Commissioned in January 2013 by Attorney General Kathleen G. Kane and completed by a former federal prosecutor, the full report is expected to be made public soon.
This report has been highly anticipated, and if early reports are true, Corbett opponents will be disappointed, to say the least. Many have been calling for indictment.
Kathleen Kane has been very vocal in her condemnation of the Sandusky investigation, which dragged on for years while children were still being molested.
Again, from Philly.com:
During an appearance before the editorial board of the Times-Tribune of Scranton in September 2012, Kane accused Corbett of "probably" allowing politics to influence his decision-making in the case.
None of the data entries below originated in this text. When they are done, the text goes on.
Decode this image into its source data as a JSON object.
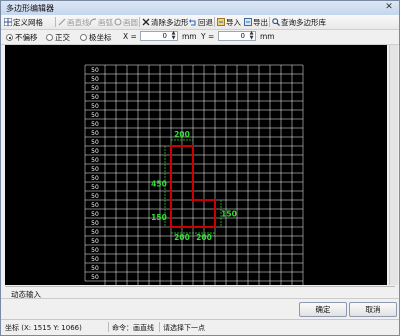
{
  "window": {
    "title": "多边形编辑器",
    "close_glyph": "✕"
  },
  "toolbar": {
    "define_grid": "定义网格",
    "draw_line": "画直线",
    "draw_arc": "画弧",
    "draw_circle": "画圆",
    "clear_polygon": "清除多边形",
    "undo": "回退",
    "import": "导入",
    "export": "导出",
    "query_library": "查询多边形库"
  },
  "coordbar": {
    "opt_none": "不偏移",
    "opt_ortho": "正交",
    "opt_polar": "极坐标",
    "x_label": "X =",
    "x_value": "0",
    "x_unit": "mm",
    "y_label": "Y =",
    "y_value": "0",
    "y_unit": "mm",
    "selected": "不偏移"
  },
  "grid": {
    "row_labels": [
      "50",
      "50",
      "50",
      "50",
      "50",
      "50",
      "50",
      "50",
      "50",
      "50",
      "50",
      "50",
      "50",
      "50",
      "50",
      "50",
      "50",
      "50",
      "50",
      "50",
      "50",
      "50",
      "50",
      "50"
    ],
    "col_labels": [
      "100",
      "100",
      "100",
      "100",
      "100",
      "100",
      "100",
      "100",
      "100",
      "100",
      "100",
      "100",
      "100",
      "100",
      "100",
      "100",
      "100",
      "100"
    ]
  },
  "shape": {
    "dim_top": "200",
    "dim_left": "450",
    "dim_bottom_left": "150",
    "dim_right": "150",
    "dim_bottom_a": "200",
    "dim_bottom_b": "200"
  },
  "colors": {
    "canvas": "#000000",
    "grid": "#ffffff",
    "polygon": "#cc0000",
    "dimension": "#33dd33"
  },
  "dynamic_input": "动态输入",
  "buttons": {
    "ok": "确定",
    "cancel": "取消"
  },
  "status": {
    "coord": "坐标 (X: 1515 Y: 1066)",
    "command": "命令：画直线",
    "prompt": "请选择下一点"
  }
}
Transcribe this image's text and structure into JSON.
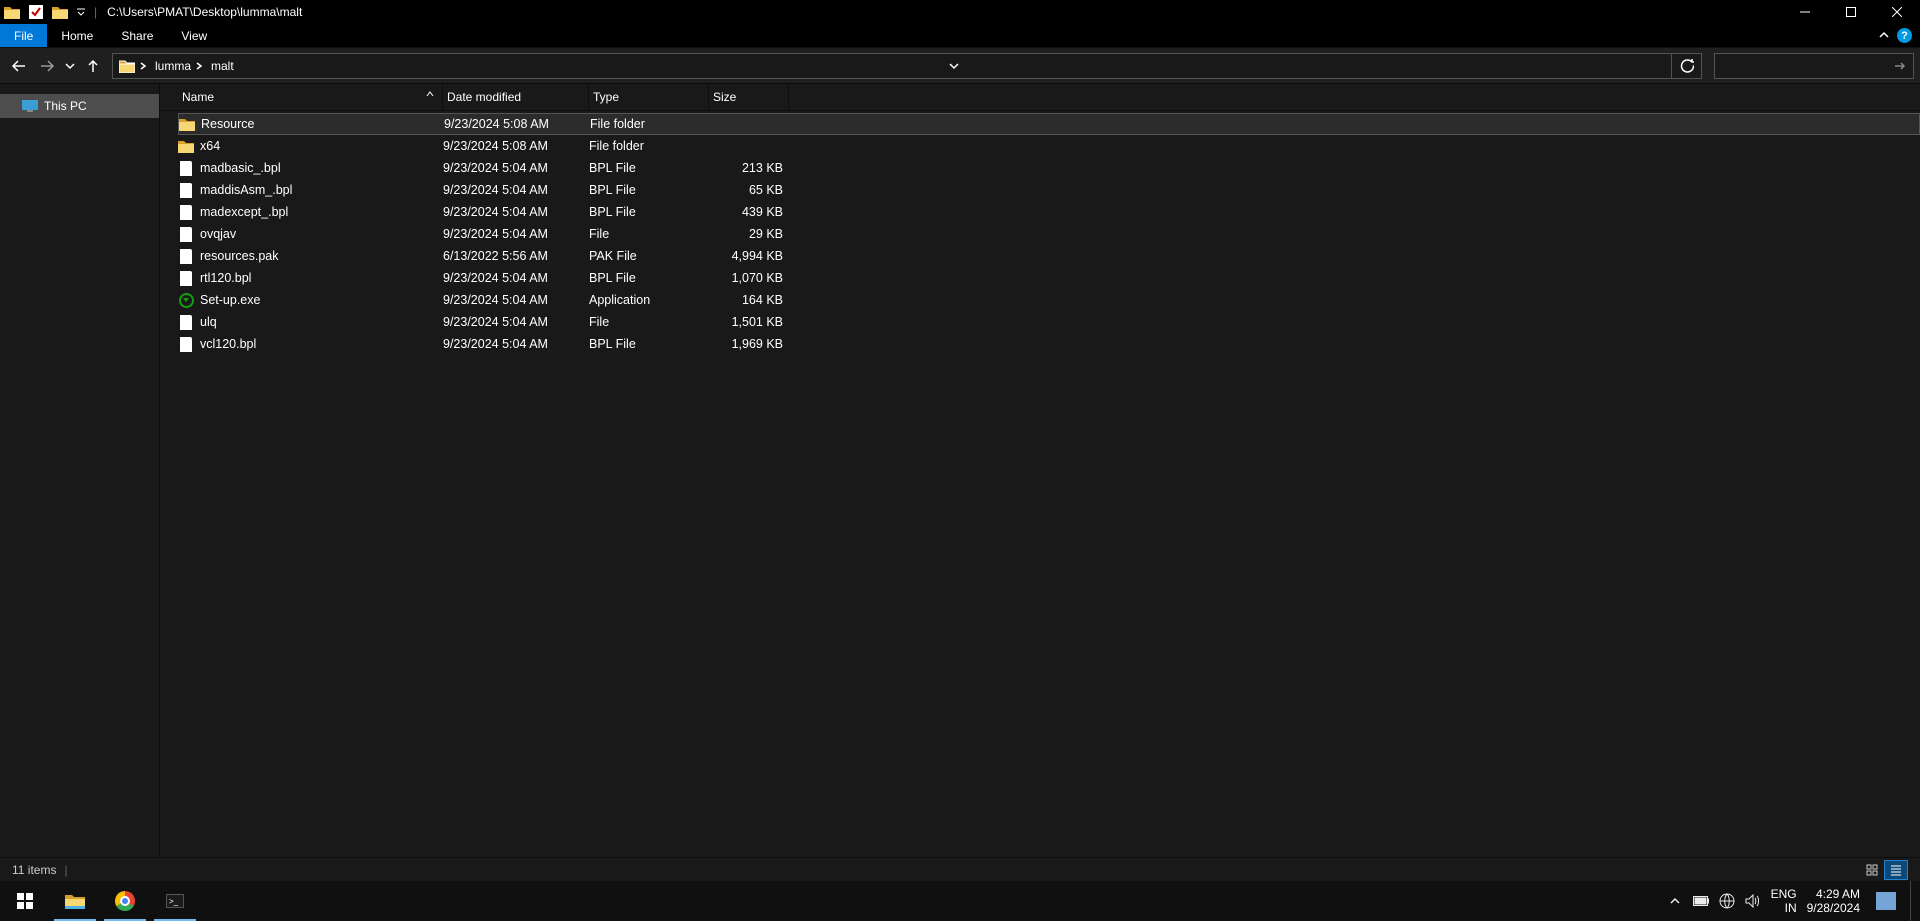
{
  "window": {
    "title_path": "C:\\Users\\PMAT\\Desktop\\lumma\\malt"
  },
  "ribbon": {
    "file": "File",
    "tabs": [
      "Home",
      "Share",
      "View"
    ]
  },
  "breadcrumbs": [
    "lumma",
    "malt"
  ],
  "sidebar": {
    "this_pc": "This PC"
  },
  "columns": {
    "name": "Name",
    "date": "Date modified",
    "type": "Type",
    "size": "Size"
  },
  "files": [
    {
      "icon": "folder",
      "name": "Resource",
      "date": "9/23/2024 5:08 AM",
      "type": "File folder",
      "size": "",
      "selected": true
    },
    {
      "icon": "folder",
      "name": "x64",
      "date": "9/23/2024 5:08 AM",
      "type": "File folder",
      "size": ""
    },
    {
      "icon": "file",
      "name": "madbasic_.bpl",
      "date": "9/23/2024 5:04 AM",
      "type": "BPL File",
      "size": "213 KB"
    },
    {
      "icon": "file",
      "name": "maddisAsm_.bpl",
      "date": "9/23/2024 5:04 AM",
      "type": "BPL File",
      "size": "65 KB"
    },
    {
      "icon": "file",
      "name": "madexcept_.bpl",
      "date": "9/23/2024 5:04 AM",
      "type": "BPL File",
      "size": "439 KB"
    },
    {
      "icon": "file",
      "name": "ovqjav",
      "date": "9/23/2024 5:04 AM",
      "type": "File",
      "size": "29 KB"
    },
    {
      "icon": "file",
      "name": "resources.pak",
      "date": "6/13/2022 5:56 AM",
      "type": "PAK File",
      "size": "4,994 KB"
    },
    {
      "icon": "file",
      "name": "rtl120.bpl",
      "date": "9/23/2024 5:04 AM",
      "type": "BPL File",
      "size": "1,070 KB"
    },
    {
      "icon": "setup",
      "name": "Set-up.exe",
      "date": "9/23/2024 5:04 AM",
      "type": "Application",
      "size": "164 KB"
    },
    {
      "icon": "file",
      "name": "ulq",
      "date": "9/23/2024 5:04 AM",
      "type": "File",
      "size": "1,501 KB"
    },
    {
      "icon": "file",
      "name": "vcl120.bpl",
      "date": "9/23/2024 5:04 AM",
      "type": "BPL File",
      "size": "1,969 KB"
    }
  ],
  "status": {
    "count_text": "11 items"
  },
  "tray": {
    "lang1": "ENG",
    "lang2": "IN",
    "time": "4:29 AM",
    "date": "9/28/2024"
  },
  "help_q": "?"
}
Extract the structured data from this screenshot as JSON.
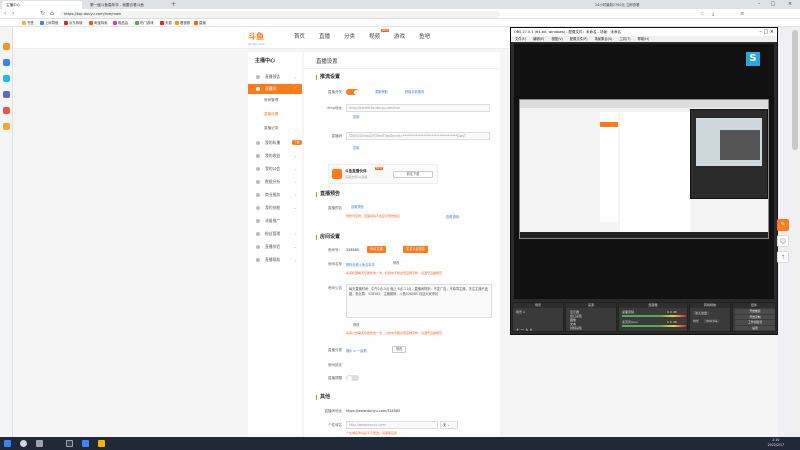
{
  "browser": {
    "tabs": [
      {
        "label": "主播中心"
      },
      {
        "label": "第一届斗鱼嘉年华 - 我要去看斗鱼"
      }
    ],
    "url": "https://tsp.douyu.com/live/main",
    "right_text": "24小时最新2765元 立即查看"
  },
  "bookmarks": [
    "书签",
    "上网导航",
    "京东商城",
    "淘宝特卖",
    "唯品会",
    "热门游戏",
    "天猫",
    "看视频",
    "直播"
  ],
  "site": {
    "logo": "斗鱼",
    "logo_sub": "douyu.com",
    "nav": [
      "首页",
      "直播",
      "分类",
      "视频",
      "游戏",
      "鱼吧"
    ],
    "nav_badge": "NEW"
  },
  "side_menu": {
    "title": "主播中心",
    "items": [
      {
        "label": "直播预告"
      },
      {
        "label": "直播间"
      },
      {
        "label": "我的私播"
      },
      {
        "label": "我的收益"
      },
      {
        "label": "我的公会"
      },
      {
        "label": "数据分析"
      },
      {
        "label": "商业服务"
      },
      {
        "label": "我的技能"
      },
      {
        "label": "流量推广"
      },
      {
        "label": "粉丝管理"
      },
      {
        "label": "直播伴侣"
      },
      {
        "label": "直播帮助"
      }
    ],
    "subs": [
      "房间管理",
      "直播设置",
      "直播记录"
    ],
    "badge": "下载"
  },
  "main": {
    "page_title": "直播设置",
    "push": {
      "section": "推流设置",
      "live_switch_label": "直播开关",
      "btn_apply": "重新获取",
      "btn_mobile": "获取手机推流",
      "rtmp_label": "rtmp地址",
      "rtmp_value": "rtmp://sendfc3a.douyu.com/live",
      "code_label": "直播码",
      "code_value": "5285552mkuD7O9m5?wsSecret=**********************************&wsT",
      "copy": "复制",
      "copy2": "复制",
      "assist_title": "斗鱼直播伙伴",
      "assist_desc": "完美支持ios直播",
      "assist_tag": "NEW",
      "download": "前往下载"
    },
    "notice": {
      "section": "直播预告",
      "label": "直播预告",
      "btn": "设置预告",
      "tip": "预告为空时，直播间将不会显示预告信息",
      "link": "查看说明"
    },
    "room": {
      "section": "房间设置",
      "id_label": "房间号：",
      "id_value": "528585",
      "btn_apply_live": "申请主播",
      "btn_verify": "实名认证信息",
      "name_label": "房间名称",
      "name_value": "带你去看斗鱼嘉年华",
      "name_edit": "修改",
      "name_tip": "房间标题每天仅能修改一次，标题中不能出现违规字样，请遵守直播规范",
      "intro_label": "房间公告",
      "intro_value": "每天直播时间：中午2点-5点 晚上 8点-11点，直播间规则：不发广告，不辱骂主播，关注主播不迷路，粉丝群：528585，主播微博：斗鱼528585 欢迎大家来玩",
      "intro_edit": "修改",
      "intro_tip": "房间公告每天仅能修改一次，公告中不能出现违规字样，请遵守直播规范",
      "cat_label": "直播分类",
      "cat_value": "娱乐 > 一起看",
      "cat_edit": "修改",
      "switch1_label": "房间锁定",
      "switch2_label": "直播提醒"
    },
    "other": {
      "section": "其他",
      "share_label": "直播间地址",
      "share_value": "https://www.douyu.com/528585",
      "jump_label": "个性域名",
      "jump_value": "http://www.douyu.com/",
      "jump_select": "无",
      "jump_tip": "个性域名申请后不可更改，请谨慎设置"
    }
  },
  "obs": {
    "title": "OBS 27.0.1 (64-bit, windows) - 配置文件：未命名 - 场景：未命名",
    "menu": [
      "文件(F)",
      "编辑(E)",
      "视图(V)",
      "配置文件(P)",
      "场景集合(S)",
      "工具(T)",
      "帮助(H)"
    ],
    "docks": {
      "scenes": "场景",
      "sources": "来源",
      "mixer": "混音器",
      "transitions": "转场特效",
      "controls": "控件"
    },
    "scene_item": "场景 2",
    "sources": [
      "显示器",
      "窗口采集",
      "图像",
      "文本",
      "视频采集"
    ],
    "mixer_tracks": [
      {
        "name": "桌面音频",
        "level": "0.0 dB"
      },
      {
        "name": "麦克风/Aux",
        "level": "0.0 dB"
      }
    ],
    "transition": "淡入淡出",
    "duration_label": "时长",
    "duration": "300 ms",
    "controls": [
      "开始推流",
      "开始录制",
      "工作室模式",
      "设置",
      "退出"
    ]
  },
  "taskbar": {
    "time": "2:10",
    "date": "2022/2/17"
  },
  "colors": {
    "accent": "#ff7a1a",
    "link": "#2b78e4"
  }
}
"The reason it was probably politics is you look at all the other factors surrounding it," Kane told the board, noting the campaign donations Corbett had received from people connected to Penn State and the Second Mile, the charity Sandusky founded to help disadvantaged children.
She added: "You don't put a case like that before the grand jury. That was the leadership. Somebody made that decision that they're going to drag that out. Somebody made that decision that they're going to cloak it in secrecy. And I never would have done that."
There is really no way to know right now what the report will ultimately reveal, as it is purported be voluminous. We really don't know who is doing the leaking, but it appears that several media outlets have full access to the report.
Referring to the prosecutor's report (again from Philly.com):
Copies of his findings have been distributed to prosecutors, investigators, and other law enforcement officials who worked on the investigation into Sandusky, the former Penn State assistant football coach convicted in 2012 of molesting 10 boys, the sources said.
From
TribLive.com (the Pittsburgh Tribune-Review):
Corbett, former Chief Deputy Attorney General Frank Fina, and others named in the report were given copies to write responses, due in less than a week. It then will go back to Cambria County Judge Norman A. Krumenacher III for review before public release.
While this report does not make any specific charges, it allegedly lays out in excruciating detail the timeline of the investigation. Opponents will find much to suggest that the AG office at that time was slow-playing the investigation, many suggesting that it was the concentration of Corbett on investigating Democrats in the state, as well as concerns about political fallout. Corbett supporters will claim complete vindication, and are already doing so.
Anyone who thought that the Sandusky affair was a magic bullet in the upcoming gubernatorial contest may have to rethink that, and depend on Corbett's massive unpopularity on almost every issue instead.
For now, just chew on this tidbit:
Corbett's use of outside legal counsel tops $100 million. You know, for cases like defending PA's unconstitutional voter ID law or marriage law, or trying to overturn the NCAA's Penn State sanctions. Things like that, which all failed. Great investment, huh?